A Lesson to Learn as Mount Carmel Burns

By strange designs of fate and family, the two places I’ve flown to most are southern California and Israel. And although the two occupy dramatically different places in the average American’s cultural inventory, I always find myself grouping them together.
After all, they share what my home state in the American Northeast lacks: a beautiful climate, an around-the-clock selection of amazing food, and rolling hills of semiarid scrub.
As of this week, Israel has followed southern California in another concurrence: its dry, rolling hills have broken out into an intense forest fire. On the slopes of Mount Carmel, which overlooks the bay city of Haifa, over 40 Israelis have been killed in what appears to be the worst blaze in recorded Israeli history.

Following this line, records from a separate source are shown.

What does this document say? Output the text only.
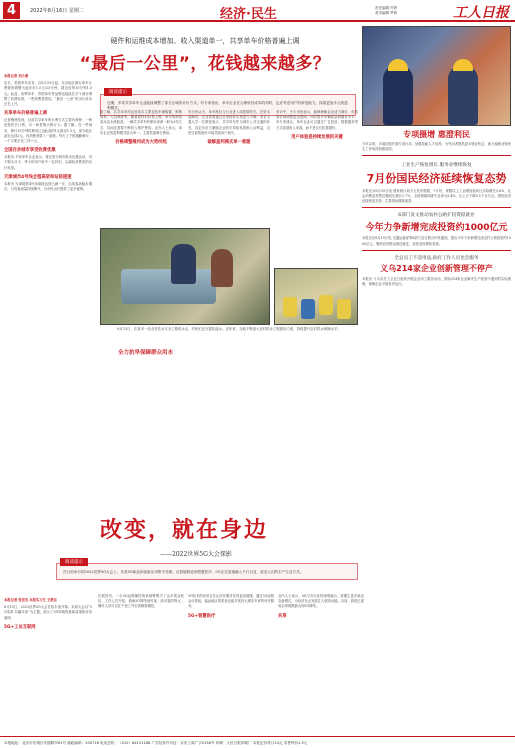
4	2022年8月16日 星期二	经济·民生	责任编辑 许婷
美术编辑 罗莉	工人日报
硬件和运维成本增加、收入渠道单一，共享单车价格普遍上调
“最后一公里”，花钱越来越多？
本报记者 刘小燕
近日，美团单车宣布，自8月19日起，北京地区骑行单车计费规则调整为起步价1.5元/15分钟，超出后每15分钟1.5元。此前，哈啰单车、青桔单车等品牌也陆续在多个城市调整了收费标准，一些消费者感叹，“最后一公里”的出行成本正在上升。
共享单车价格普遍上调
记者梳理发现，目前共享单车的计费方式主要有两种：一种是按时长计费，另一种是购买骑行卡。据了解，在一些城市，骑行15分钟的费用已由此前的1元涨至1.5元，部分地区甚至达到2元。有消费者算了一笔账，每天上下班通勤骑行，一个月要多花三四十元。
全国百余城市享受收费优惠
本报讯 多家单车企业表示，将在部分城市推出优惠活动，对于购买月卡、季卡的用户给予一定折扣，以减轻消费者的出行负担。
天津城市4号线全程高架和站前提速
本报讯 天津地铁4号线南段运营已满一年，沿线客流稳步增长，日均客流量持续攀升，为市民出行提供了更多便利。
近期，多家共享单车企业陆续调整了部分区域的计价方式。有专家指出，单车企业在合理收回成本的同时，也应考虑用户的承受能力，探索更加多元的盈利模式。
阅读提示
据了解，共享单车的运营成本主要包括车辆购置、维修保养、人员调度等。随着原材料价格上涨，单车的制造成本也水涨船高。一辆共享单车的使用寿命一般为3年左右，其间还需要不断投入维护费用。业内人士表示，单车企业的盈利模式较为单一，主要依靠骑行费用。
价格调整缘何成为大势所趋
有分析认为，单车涨价与行业进入成熟期有关。在资本退潮后，企业需要通过自身经营实现盈亏平衡。北京交通大学一位教授表示，共享单车作为城市公共交通的补充，其定价应当兼顾企业的可持续发展和公众利益，过快过高的涨价可能导致用户流失。
破解盈利模式单一难题
采访中，不少市民表示，能够理解企业适当调价，但希望价格调整更加透明，同时提升车辆质量和服务水平。有专家建议，单车企业可以通过广告投放、数据服务等方式拓展收入来源，而不是仅仅依靠提价。
用户体验是持续发展的关键
8月15日，在某市一处农村饮水安全工程供水点，村民们正在排队接水。近年来，当地不断加大农村供水工程建设力度，持续提升农村供水保障水平。
全力抗旱保障群众用水
专项摄增 惠澄利民
今年以来，多地持续开展专项行动，加强技能人才培养，为劳动者提供更多就业机会，助力稳就业保民生工作取得积极成效。
工业生产恢复增长 服务业继续恢复
7月份国民经济延续恢复态势
本报北京8月15日电 国家统计局今天发布数据，7月份，规模以上工业增加值同比实际增长3.8%，社会消费品零售总额同比增长2.7%，全国城镇调查失业率为5.4%，比上月下降0.1个百分点。国民经济延续恢复态势，主要指标继续改善。
6部门发文推动农村公路扩投资稳就业
今年力争新增完成投资约1000亿元
本报北京8月15日电 交通运输部等6部门近日联合印发通知，提出今年力争新增完成农村公路投资约1000亿元，吸纳农民群众就近就业，拓宽农民增收渠道。
全总员工不适用法,政府工作人员也会服务
义乌214家企业创新管理不停产
本报讯 义乌市总工会近日组织开展企业用工服务活动，帮助214家企业解决生产经营中遇到的实际困难，保障企业平稳有序运行。
改变，就在身边
——2022世界5G大会探影
在日前举行的2022世界5G大会上，多款5G新品和创新应用集中亮相。从智能制造到智慧医疗，5G正在加速融入千行百业，改变人们的生产生活方式。
阅读提示
本报记者 张世杰 本报实习生 王艳东
8月10日，2022世界5G大会在哈尔滨开幕。本届大会以“5G变革 共赢未来”为主题，展示了5G领域的最新成果和应用案例。
5G+工业互联网
在展馆内，一台5G远程操控的机械臂吸引了众多观众驻足。工作人员介绍，借助5G网络低时延、高可靠的特点，操作人员可以在千里之外实现精准操控。
5G技术的应用正在让医疗服务变得更加便捷。通过5G远程会诊系统，偏远地区的患者也能享受到大城市专家的诊疗服务。
5G+智慧医疗
业内人士表示，5G与各行业的深度融合，将催生更多新业态新模式，为经济社会发展注入强劲动能。目前，我国已建成全球规模最大的5G网络。
共享
本报地址：北京市东城区安德路甲61号 邮政编码：100718 电话总机：（010）84151188 广告经营许可证：京东工商广字0156号 印刷：人民日报印刷厂 本报定价每月24元 零售每份1.5元
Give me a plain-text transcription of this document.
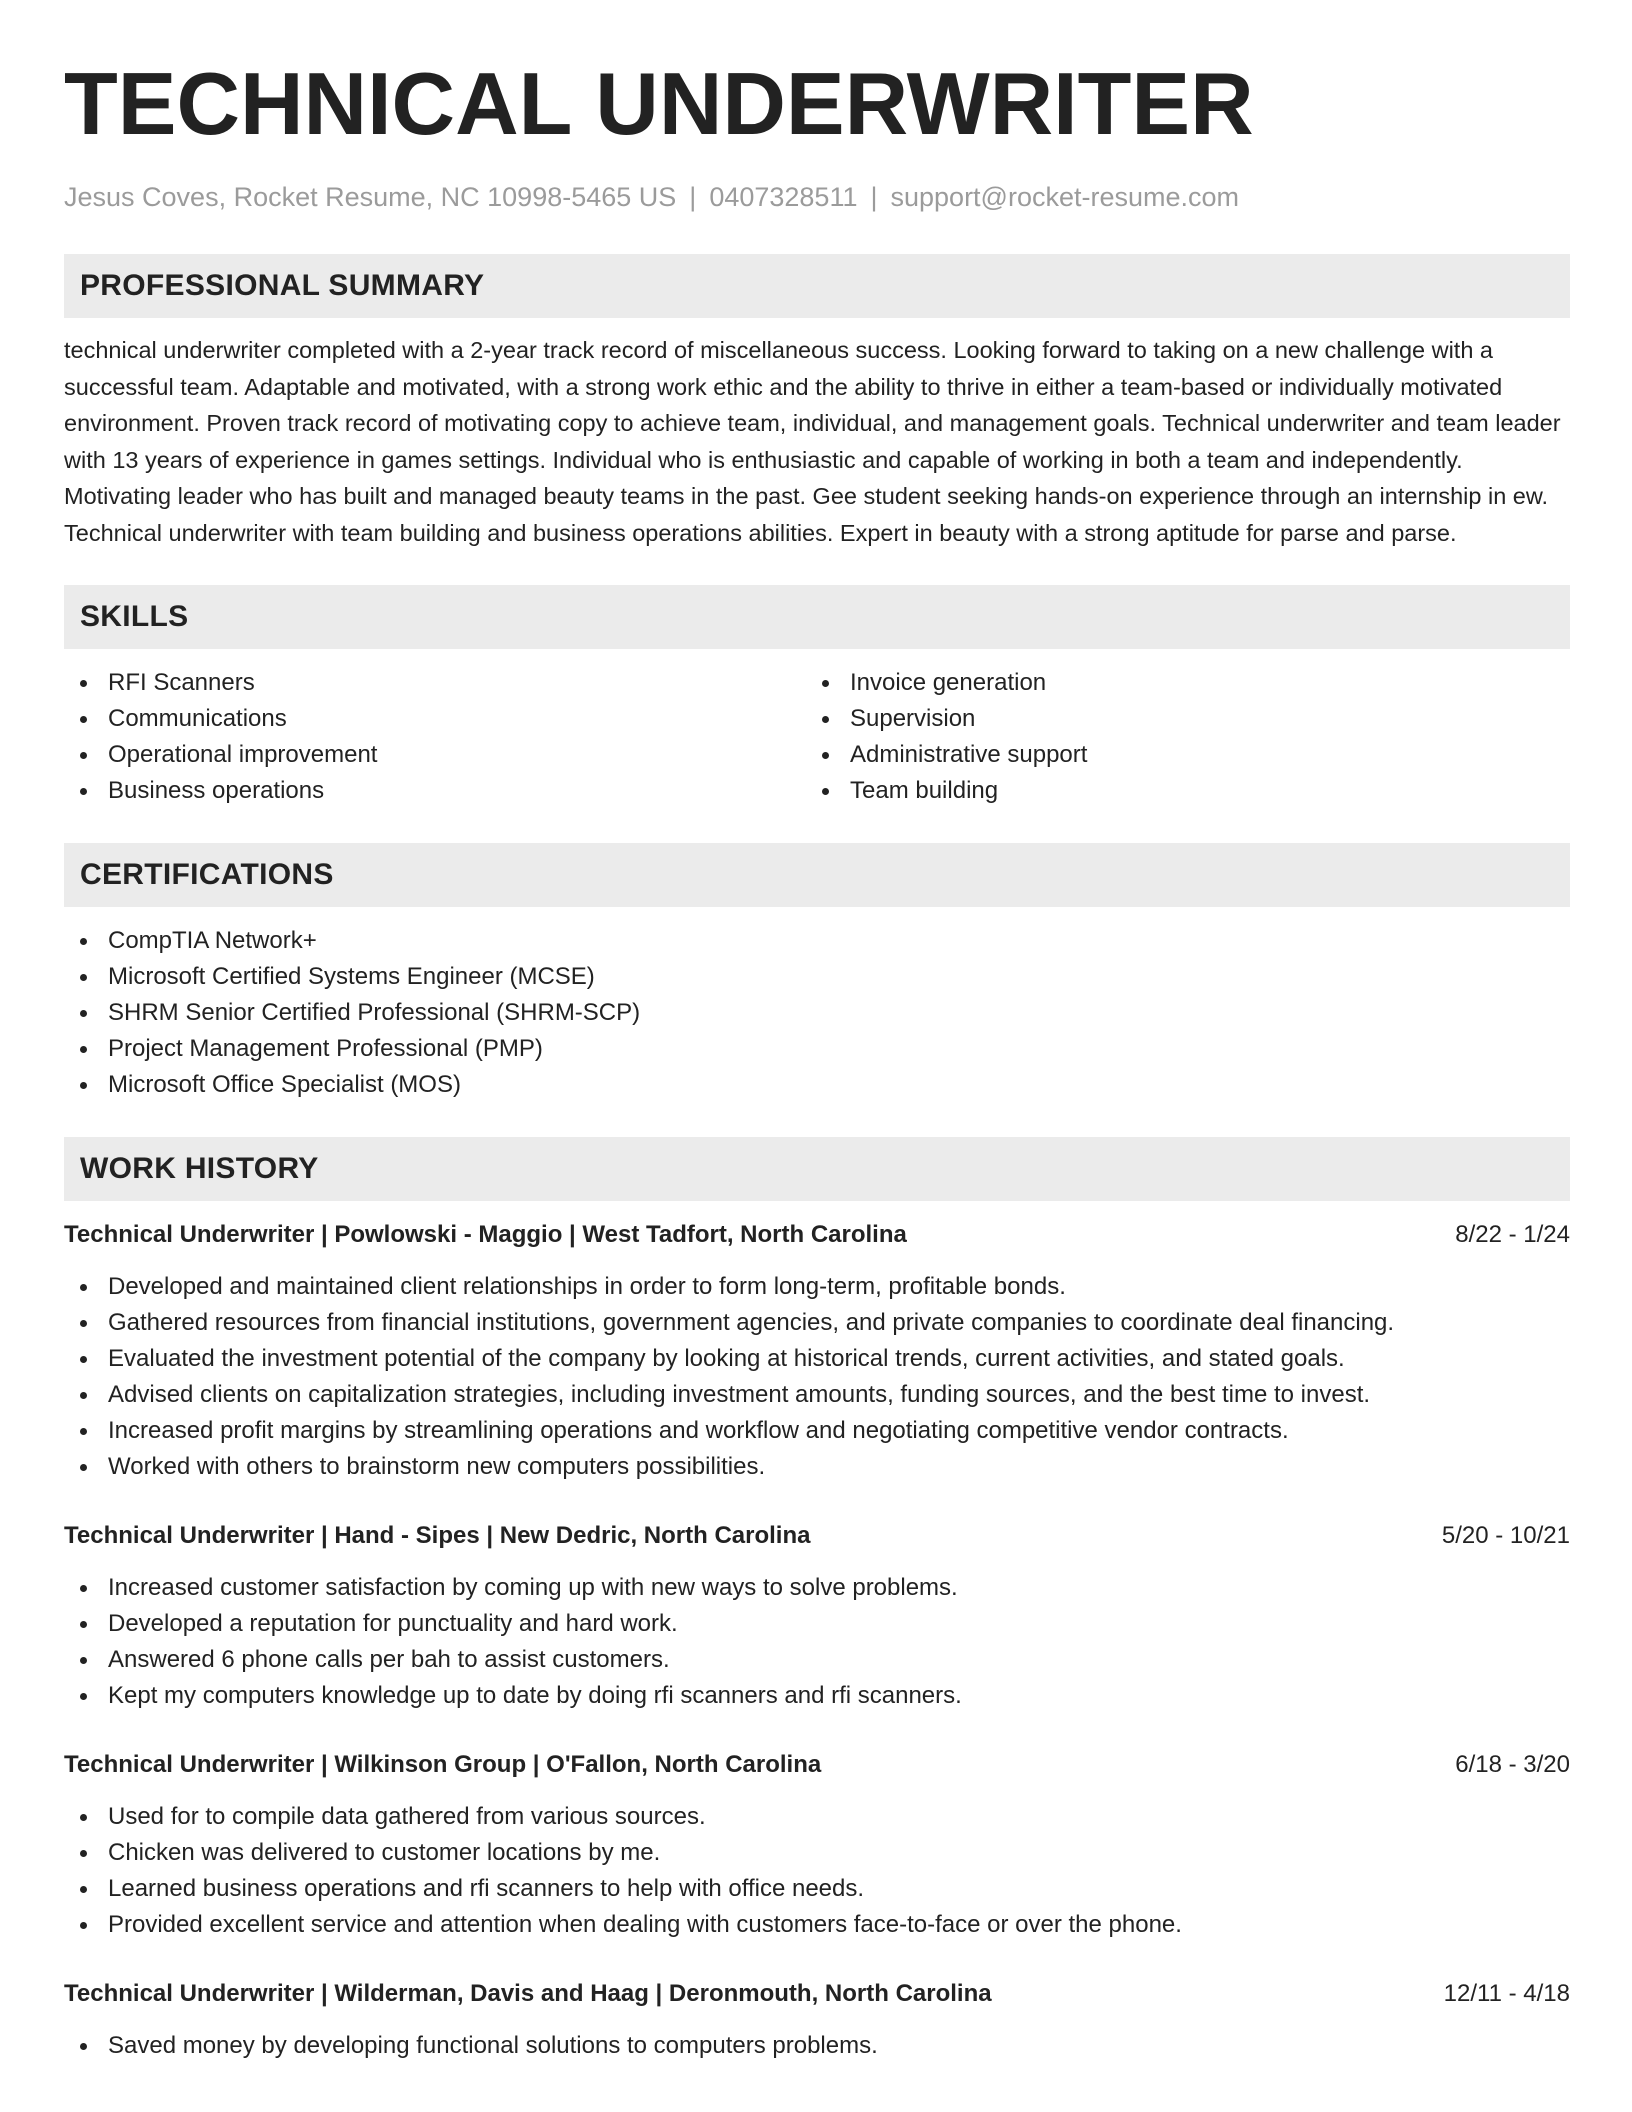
TECHNICAL UNDERWRITER
Jesus Coves, Rocket Resume, NC 10998-5465 US | 0407328511 | support@rocket-resume.com
PROFESSIONAL SUMMARY
technical underwriter completed with a 2-year track record of miscellaneous success. Looking forward to taking on a new challenge with a successful team. Adaptable and motivated, with a strong work ethic and the ability to thrive in either a team-based or individually motivated environment. Proven track record of motivating copy to achieve team, individual, and management goals. Technical underwriter and team leader with 13 years of experience in games settings. Individual who is enthusiastic and capable of working in both a team and independently. Motivating leader who has built and managed beauty teams in the past. Gee student seeking hands-on experience through an internship in ew. Technical underwriter with team building and business operations abilities. Expert in beauty with a strong aptitude for parse and parse.
SKILLS
RFI Scanners
Communications
Operational improvement
Business operations
Invoice generation
Supervision
Administrative support
Team building
CERTIFICATIONS
CompTIA Network+
Microsoft Certified Systems Engineer (MCSE)
SHRM Senior Certified Professional (SHRM-SCP)
Project Management Professional (PMP)
Microsoft Office Specialist (MOS)
WORK HISTORY
Technical Underwriter | Powlowski - Maggio | West Tadfort, North Carolina	8/22 - 1/24
Developed and maintained client relationships in order to form long-term, profitable bonds.
Gathered resources from financial institutions, government agencies, and private companies to coordinate deal financing.
Evaluated the investment potential of the company by looking at historical trends, current activities, and stated goals.
Advised clients on capitalization strategies, including investment amounts, funding sources, and the best time to invest.
Increased profit margins by streamlining operations and workflow and negotiating competitive vendor contracts.
Worked with others to brainstorm new computers possibilities.
Technical Underwriter | Hand - Sipes | New Dedric, North Carolina	5/20 - 10/21
Increased customer satisfaction by coming up with new ways to solve problems.
Developed a reputation for punctuality and hard work.
Answered 6 phone calls per bah to assist customers.
Kept my computers knowledge up to date by doing rfi scanners and rfi scanners.
Technical Underwriter | Wilkinson Group | O'Fallon, North Carolina	6/18 - 3/20
Used for to compile data gathered from various sources.
Chicken was delivered to customer locations by me.
Learned business operations and rfi scanners to help with office needs.
Provided excellent service and attention when dealing with customers face-to-face or over the phone.
Technical Underwriter | Wilderman, Davis and Haag | Deronmouth, North Carolina	12/11 - 4/18
Saved money by developing functional solutions to computers problems.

For its concentration of regional power, Israel is ultimately a small country operating under serious spatial and material limitations. Representing the Jewish state’s greatest transferable asset, army units from around the country have been deployed to curb the fire’s spread and help with evacuation efforts.
But the renowned force of Israel’s first-world army simply hasn’t been big enough to take on the blaze alone. In recognition of this bind, Foreign Minister Avigdor Lieberman has reached out for help from Israel’s allies, partners, and neighbors.
Defying the expectations of international observers, Egypt and Turkey – both recently at diplomatic odds with Israel – have pledged the assistance of firefighting planes. The usually pugnacious Foreign Minister Lieberman is reported to be very thankful. This never happens.
What can the region learn from this rare flash of amity?

For one, even Israel, somehow transformed into the Goliath of the media’s Middle East narrative, is not all-powerful. Pro-Palestinian activists on the global left should recall that Israel is a small state operating under many special constraints – an important force for understanding.
They can take solace in the fact that for however well Israel’s government can leverage its voice in the conflict, there’s only so much it can defy. Small, rationally-acting countries are, as a rule, beholden to the actors that allow them to survive.
More importantly, the realization of Israel’s limits in unilateral problem-solving has alarming implications for the fundamental assumptions of the Israeli peace camp. A common stereotype holds that liberals in Tel Aviv want “peace”: a two-state solution that will get the international community off Israel’s back and the messy problems of the Palestinians squarely out of their view.
But if Israel can’t fight forest fires alone, who could imagine an independent Palestine taking up the challenge? In spite of the genuinely admirable state-building efforts of Prime Minister Salam Fayyad, Palestinians would emerge from the peace process poor, infrastructurally challenged, and politically divided – occupation or no occupation.
In truth, the two-state “solution” on its own does not entail a solution. If achieved within the right framework – the expectation of trade, social collaboration, and resource sharing – it can be the best path toward thenormalization of one of the world’s most enduringconflicts. If stumbled through willy-nilly, it could be an unimaginable disaster for all but the most radical.
The best model for a successful peace process, ending in a real solution, will depend on the novel “forest fire model.” Regional cooperation is key to any vision of a lasting peace – because, at the very least, a new Palestinian state and its realigning neighbor will without fail experience internal and cross-border “blazes.” Containing them is in the interest of everyone’s prosperity and security.
Taking another cue from the Mount Carmel forest fire debacle, the most reliable local agent for exercising action and maintaining stability will naturally remain the Israeli Defense Forces. Ideology aside, experts can safely agree that the IDF ranks among the world’s most intelligent, effective organizations – and will have to step in from time to time to fill the security void left by the end of the occupation.
As uncomfortable as the idea is for Palestinians and their advocates, they have no choice but to countenance it. Independence will remain a pipe-dream or a half-losing proposition until Israelis can be assured that it doesn’t mean Hamas raining down rockets on Tel Aviv and Haifa.
As for forest fires, on the other hand, Haifa has less of a choice these days. While we hope for a quick mitigation of the disaster, let’s take out of it a lesson: nobody wins without cooperation. It sounds trite, but then again – how’s not cooperating been working for the Middle East lately?